A priori, é válido destacar as causas sob a perspectiva de Thomas Hobbes. Para o contratualista, o Estado é responsável pela saúde e bem-estar social. Nesse sentido, nota-se negligência governamental, visto que, apesar de previsto Constitucionalmente, tal direito não é aplicado. Prova disso é que devido a desinformação e não aplicabilidade da lei, as parturientes ficam impossibilitadas de desfrutar desse direito, afinal, segundo dados da revista Época, 71% das parturientes não tiveram direito a acompanhante - previsto em lei desde 2005. Dessa maneira, faz-se mister a reformulação da postura Estatal.

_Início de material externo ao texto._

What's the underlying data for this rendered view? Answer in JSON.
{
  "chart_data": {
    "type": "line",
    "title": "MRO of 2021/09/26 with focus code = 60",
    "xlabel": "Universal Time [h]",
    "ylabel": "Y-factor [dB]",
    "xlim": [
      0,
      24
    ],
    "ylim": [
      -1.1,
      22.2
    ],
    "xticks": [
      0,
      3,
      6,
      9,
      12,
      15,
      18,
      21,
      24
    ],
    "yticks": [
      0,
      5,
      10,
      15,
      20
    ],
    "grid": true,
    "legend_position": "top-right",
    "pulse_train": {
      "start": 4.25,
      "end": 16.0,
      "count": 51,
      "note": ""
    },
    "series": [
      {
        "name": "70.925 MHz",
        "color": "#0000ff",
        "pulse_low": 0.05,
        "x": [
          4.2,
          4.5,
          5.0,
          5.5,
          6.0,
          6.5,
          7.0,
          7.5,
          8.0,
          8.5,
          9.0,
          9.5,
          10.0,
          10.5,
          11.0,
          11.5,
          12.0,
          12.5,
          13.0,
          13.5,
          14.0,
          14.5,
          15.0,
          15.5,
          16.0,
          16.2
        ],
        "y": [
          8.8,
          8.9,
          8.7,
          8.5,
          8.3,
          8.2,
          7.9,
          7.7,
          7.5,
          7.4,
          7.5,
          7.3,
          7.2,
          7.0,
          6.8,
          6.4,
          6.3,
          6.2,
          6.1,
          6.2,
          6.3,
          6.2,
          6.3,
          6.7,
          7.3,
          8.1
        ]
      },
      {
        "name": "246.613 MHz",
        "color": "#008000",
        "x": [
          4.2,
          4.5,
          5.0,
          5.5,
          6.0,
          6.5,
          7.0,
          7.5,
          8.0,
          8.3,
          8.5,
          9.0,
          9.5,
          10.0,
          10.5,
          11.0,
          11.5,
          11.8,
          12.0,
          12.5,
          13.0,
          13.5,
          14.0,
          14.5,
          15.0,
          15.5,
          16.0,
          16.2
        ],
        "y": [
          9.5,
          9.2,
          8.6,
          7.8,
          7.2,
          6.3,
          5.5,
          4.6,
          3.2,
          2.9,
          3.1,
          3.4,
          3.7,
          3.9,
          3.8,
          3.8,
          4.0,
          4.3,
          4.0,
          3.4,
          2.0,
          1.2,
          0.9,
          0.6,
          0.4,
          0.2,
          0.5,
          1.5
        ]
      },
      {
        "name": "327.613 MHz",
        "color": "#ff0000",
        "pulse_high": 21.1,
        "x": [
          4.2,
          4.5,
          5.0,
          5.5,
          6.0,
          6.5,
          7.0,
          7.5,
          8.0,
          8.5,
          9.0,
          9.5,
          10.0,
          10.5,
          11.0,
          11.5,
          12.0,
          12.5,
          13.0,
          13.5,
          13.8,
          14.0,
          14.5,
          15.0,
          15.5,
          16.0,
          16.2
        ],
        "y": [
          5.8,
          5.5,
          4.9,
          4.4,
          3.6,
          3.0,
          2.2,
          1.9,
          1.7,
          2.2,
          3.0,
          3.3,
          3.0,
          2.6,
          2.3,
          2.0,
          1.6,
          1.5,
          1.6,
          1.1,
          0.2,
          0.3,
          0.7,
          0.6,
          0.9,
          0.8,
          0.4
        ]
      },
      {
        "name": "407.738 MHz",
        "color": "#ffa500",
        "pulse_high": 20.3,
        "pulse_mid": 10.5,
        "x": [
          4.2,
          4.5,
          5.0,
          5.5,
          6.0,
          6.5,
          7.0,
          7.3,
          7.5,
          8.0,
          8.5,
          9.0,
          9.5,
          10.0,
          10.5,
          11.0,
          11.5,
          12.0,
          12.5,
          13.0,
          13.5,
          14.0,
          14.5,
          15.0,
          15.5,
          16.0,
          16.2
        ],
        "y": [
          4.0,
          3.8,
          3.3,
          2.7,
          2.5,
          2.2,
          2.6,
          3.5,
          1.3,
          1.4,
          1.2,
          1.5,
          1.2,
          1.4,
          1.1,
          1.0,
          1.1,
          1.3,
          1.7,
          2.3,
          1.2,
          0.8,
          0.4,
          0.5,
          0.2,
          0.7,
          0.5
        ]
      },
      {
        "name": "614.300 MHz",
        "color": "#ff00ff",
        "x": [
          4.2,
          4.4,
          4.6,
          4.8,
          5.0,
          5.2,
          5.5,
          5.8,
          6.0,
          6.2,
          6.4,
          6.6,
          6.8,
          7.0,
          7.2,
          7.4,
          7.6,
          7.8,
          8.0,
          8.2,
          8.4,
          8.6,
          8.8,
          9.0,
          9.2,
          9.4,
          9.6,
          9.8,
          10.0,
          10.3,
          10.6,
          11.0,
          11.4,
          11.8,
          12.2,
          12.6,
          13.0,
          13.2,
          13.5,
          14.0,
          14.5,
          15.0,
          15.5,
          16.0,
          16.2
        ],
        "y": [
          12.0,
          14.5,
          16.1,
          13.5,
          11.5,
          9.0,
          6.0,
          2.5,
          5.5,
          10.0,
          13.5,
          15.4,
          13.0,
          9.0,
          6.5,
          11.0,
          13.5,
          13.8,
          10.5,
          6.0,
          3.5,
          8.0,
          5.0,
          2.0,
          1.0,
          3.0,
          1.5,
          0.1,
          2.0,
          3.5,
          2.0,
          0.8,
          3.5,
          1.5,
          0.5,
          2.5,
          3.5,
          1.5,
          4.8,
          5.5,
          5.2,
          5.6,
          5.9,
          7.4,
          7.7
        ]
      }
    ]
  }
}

A posteriori, deve-se discutir os efeitos sob a ótica de Adorno e Horkheimer em seus conceitos de “Indústria Cultural”. Para os sociólogos da Escola de Frankfurt, com os avanços das tecnologias e do capitalismo, a medicina tornou-se objeto industrial, feito para ser comercializado. Entretanto, tal prática deve ser rompida, tendo em vista que corrobora com a mercantilização da saúde, e, consequentemente, o não cumprimento da sua principal proposta: atendimento humanitário; haja vista que, conforme dados da OMS, 56% dos partos realizados no Brasil são cesáreas - pois é mais lucrativo -, enquanto o recomendado é, no máximo, 12%. Desse modo, medidas públicas devem ser tomadas.
Destarte, são necessárias intervenções para atenuar os obstáculos supracitados. Para tanto, cabe ao Ministério da Saúde, em parceria como o Ministério da Segurança, criarem delegacias especializadas em atendimento à mulher em locais de proximidade aos hospitais públicos, por meio de verbas do Governo Federal, a fim de aumentar a fiscalização dos atendimentos, bem como proporcionar informação e segurança às puérperas em casos de realização de denúncias. Além disso, cabe aos órgãos responsáveis citados, propagarem tais direitos nas recepções dos hospitais, por meio de cartazes e explicação rápida destes pelos profissionais responsáveis. Dessa forma, o Brasil poder-se-á orgulhar de que “O Renascimento do Parto” deixará de ser uma realidade.